Beth’s gut instinct was right. After her GP referred her to Papworth Hospital, she was diagnosed with Ventricular Outflow Tract Ectopy: a debilitating condition which was causing palpitations, giving Beth 6,000 extra heart beats a day.
“Even though I had this condition I knew from scans that my heart was healthy, but I was still nervous of doing any exercise so spent months doing a lot of sitting and eating! It was hard being so inactive but I had days when I couldn’t do a lot as I had such debilitating symptoms.”
New lease of life
After a seven-month wait, Beth was able to undergo the operation she needed to fix her irregular heartbeat, and the result was instant. “I felt so much better straight after the operation that I was desperate to be more active. I’d seen a poster at Wimpole Hall National Trust advertising an introduction to running a course which was only one month after the op. Running around the parkland there was spectacular and I couldn’t believe how lucky I was.
Post-op, Beth found she was hooked on running and soon she was looking for more group events to join. “I tried parkrun which was great fun – I’ve just run my 40th! My daughter now joins me every Saturday, too.
“My family have been incredibly supportive and they know that, if we are away on holiday, I will be checking to see if there is a local parkrun. Running the Clonakilty parkrun whilst on holiday in Ireland last August and getting my PB was a real highlight.”
In a short space of time, Beth had gone from beginner to experienced runner, which spurned her to take on a more challenging role when the opportunity arose. After 18 runs at Wimpole Hall NT, the sports development officer asked Beth if she would be interested in training as a volunteer Run Leader.
“They thought I would be a good role model for first timers and to encourage people to try a new activity. The National Trust funded my Leadership in Running Fitness course.” Beth finished the course with flying colours and in September 2015 she helped to run a 10-week beginners’ course at Wimpole.
“It’s a great feeling to think that someone has come back because they felt encouraged or inspired by me to give it a go. I think because I can empathise with them, and can say that not that long ago I was in their shoes, really helps. One runner said they would not have believed they could have achieved what they have without the group.”
With her confidence growing, Beth decided that she wanted another challenge. When she saw a listing in Women’s Running for the Asda Lincoln 10K, she knew it was the event for her. “I was born and brought up in Lincoln and the route goes passed the house I was born in almost 54 years ago, and ends at the Cathedral which holds special memories for me of my dad. I am running and raising money for St Barnabas Lincolnshire Hospice, an amazing local charity who cared for my grandma before she died. It will also be a tribute to my mum, who died in April 2014. She loved to hear about my running achievements.
“Running has transformed me. Not only do I notice the health benefits – I have so much more energy in my job – but it has also given me my confidence back and has led to so many new experiences. I am a teaching assistant in a local primary school, but [at busy times like Christmas and Marathon Expos] I now also work at an online magazine and gift shop for runners, The Flying Runner. Being a runner helps with that.

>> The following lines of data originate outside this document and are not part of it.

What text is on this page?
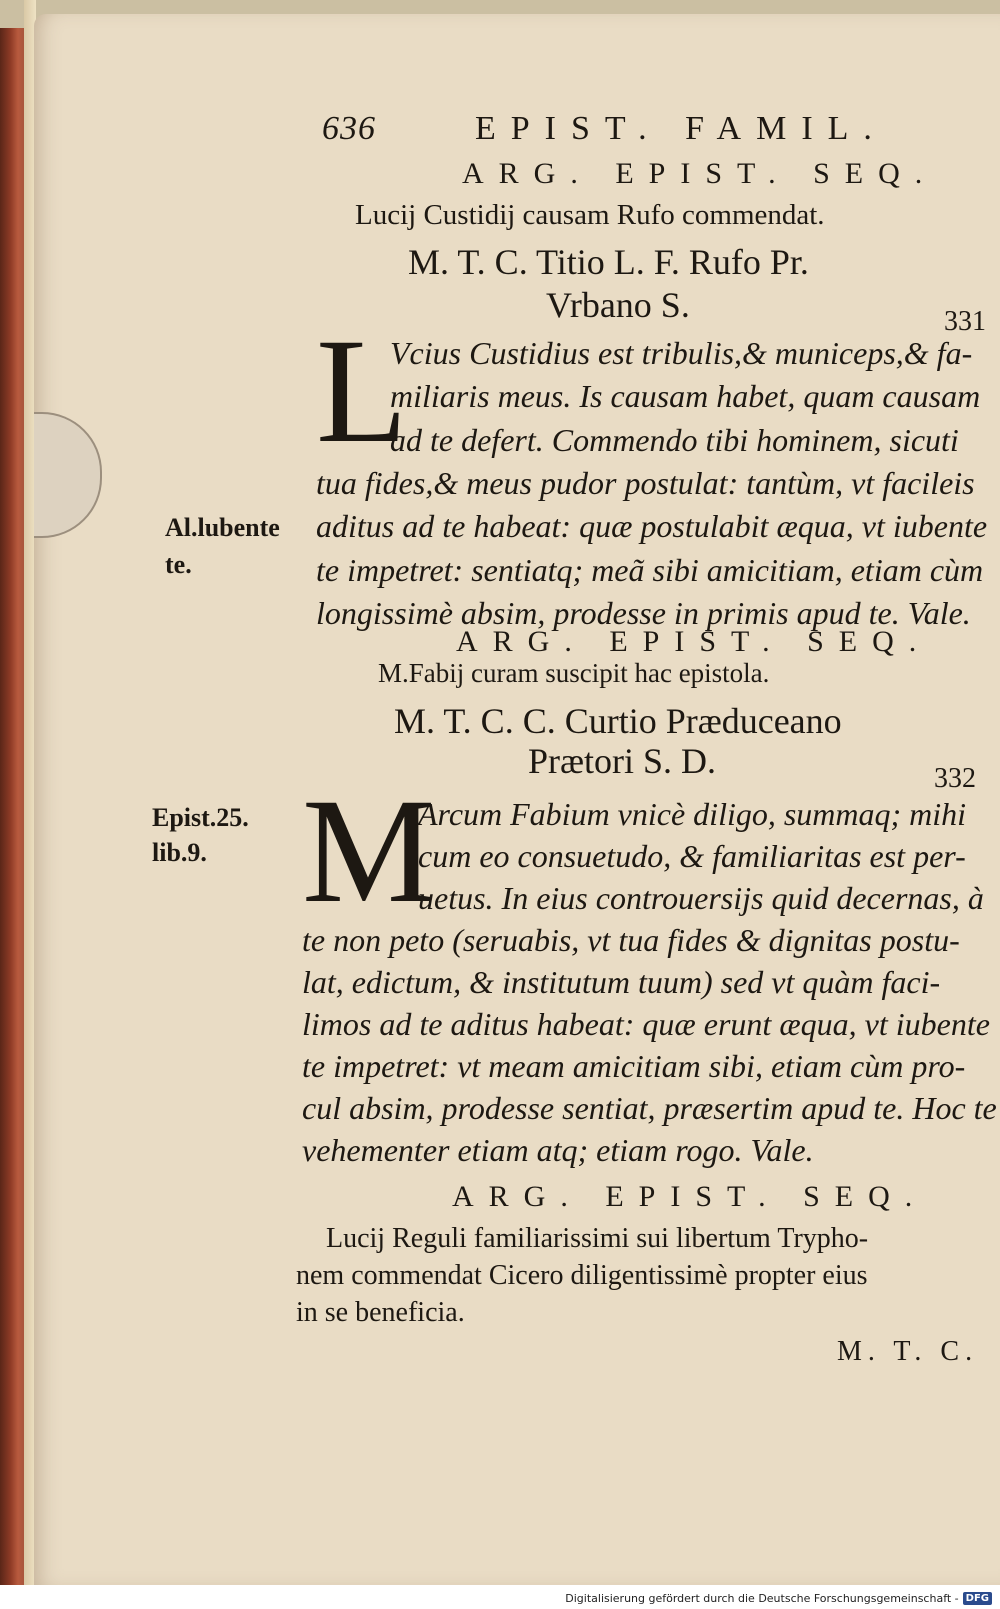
636	EPIST. FAMIL.
ARG. EPIST. SEQ.
Lucij Custidij causam Rufo commendat.
M. T. C. Titio L. F. Rufo Pr.
Vrbano S.	331
L
Vcius Custidius est tribulis,& municeps,& fa-
miliaris meus. Is causam habet, quam causam
ad te defert. Commendo tibi hominem, sicuti
tua fides,& meus pudor postulat: tantùm, vt facileis
aditus ad te habeat: quæ postulabit æqua, vt iubente
te impetret: sentiatq; meã sibi amicitiam, etiam cùm
longissimè absim, prodesse in primis apud te. Vale.
Al.lubente
te.
ARG. EPIST. SEQ.
M.Fabij curam suscipit hac epistola.
M. T. C. C. Curtio Præduceano
Prætori S. D.	332
M
Arcum Fabium vnicè diligo, summaq; mihi
cum eo consuetudo, & familiaritas est per-
uetus. In eius controuersijs quid decernas, à
te non peto (seruabis, vt tua fides & dignitas postu-
lat, edictum, & institutum tuum) sed vt quàm faci-
limos ad te aditus habeat: quæ erunt æqua, vt iubente
te impetret: vt meam amicitiam sibi, etiam cùm pro-
cul absim, prodesse sentiat, præsertim apud te. Hoc te
vehementer etiam atq; etiam rogo. Vale.
Epist.25.
lib.9.
ARG. EPIST. SEQ.
Lucij Reguli familiarissimi sui libertum Trypho-
nem commendat Cicero diligentissimè propter eius
in se beneficia.
M. T. C.
Digitalisierung gefördert durch die Deutsche Forschungsgemeinschaft - DFG
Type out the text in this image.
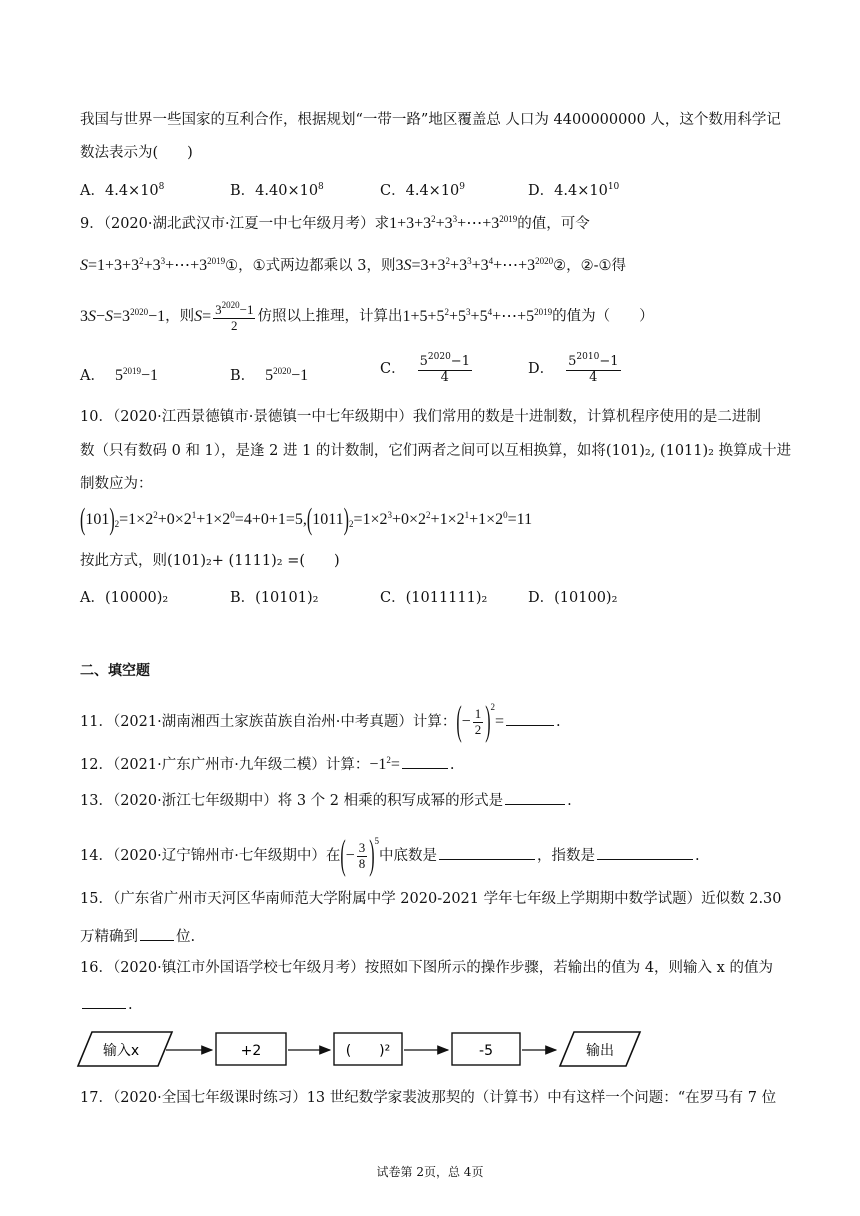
我国与世界一些国家的互利合作，根据规划“一带一路”地区覆盖总 人口为 4400000000 人，这个数用科学记
数法表示为(　　)
A．$4.4\times 10^8$	B．$4.40\times 10^8$	C．$4.4\times 10^9$	D．$4.4\times 10^{10}$
9．（2020·湖北武汉市·江夏一中七年级月考）求$1+3+3^2+3^3+\cdots+3^{2019}$的值，可令
$S=1+3+3^2+3^3+\cdots+3^{2019}①$，①式两边都乘以 3，则$3S=3+3^2+3^3+3^4+\cdots+3^{2020}②$，②-①得
$3S-S=3^{2020}-1$，则$S= \frac{3^{2020}-1}{2}$ 仿照以上推理，计算出$1+5+5^2+5^3+5^4+\cdots+5^{2019}$的值为（　　）
A． $5^{2019}-1$	B． $5^{2020}-1$	C． $\frac{5^{2020}-1}{4}$	D． $\frac{5^{2010}-1}{4}$
10．（2020·江西景德镇市·景德镇一中七年级期中）我们常用的数是十进制数，计算机程序使用的是二进制
数（只有数码 0 和 1），是逢 2 进 1 的计数制，它们两者之间可以互相换算，如将(101)₂, (1011)₂ 换算成十进
制数应为：
$(101)_2=1\times 2^2+0\times 2^1+1\times 2^0=4+0+1=5,(1011)_2=1\times 2^3+0\times 2^2+1\times 2^1+1\times 2^0=11$
按此方式，则(101)₂+ (1111)₂ =(　　)
A．(10000)₂	B．(10101)₂	C．(1011111)₂	D．(10100)₂
二、填空题
11．（2021·湖南湘西土家族苗族自治州·中考真题）计算：(− $\frac{1}{2} )^2=$	.
12．（2021·广东广州市·九年级二模）计算：$-1^2=$	.
13．（2020·浙江七年级期中）将 3 个 2 相乘的积写成幂的形式是	.
14．（2020·辽宁锦州市·七年级期中）在(− $\frac{3}{8} )^5$中底数是	，指数是	.
15．（广东省广州市天河区华南师范大学附属中学 2020-2021 学年七年级上学期期中数学试题）近似数 2.30
万精确到	位.
16．（2020·镇江市外国语学校七年级月考）按照如下图所示的操作步骤，若输出的值为 4，则输入 x 的值为
.
输入x	+2	(　　)²	-5	输出
17．（2020·全国七年级课时练习）13 世纪数学家裴波那契的（计算书）中有这样一个问题：“在罗马有 7 位
试卷第 2页，总 4页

“I hope the heart condition will not return but I will run as much as I can for as long as I can. I still run with my local village group but I am now one of the experienced runners who help the newer members. If I can encourage just one more person to try running, I will be happy. Taking up running at 50 plus may seem scary, but the alternative is even more frightening and it can give you such a boost both physically and mentally.”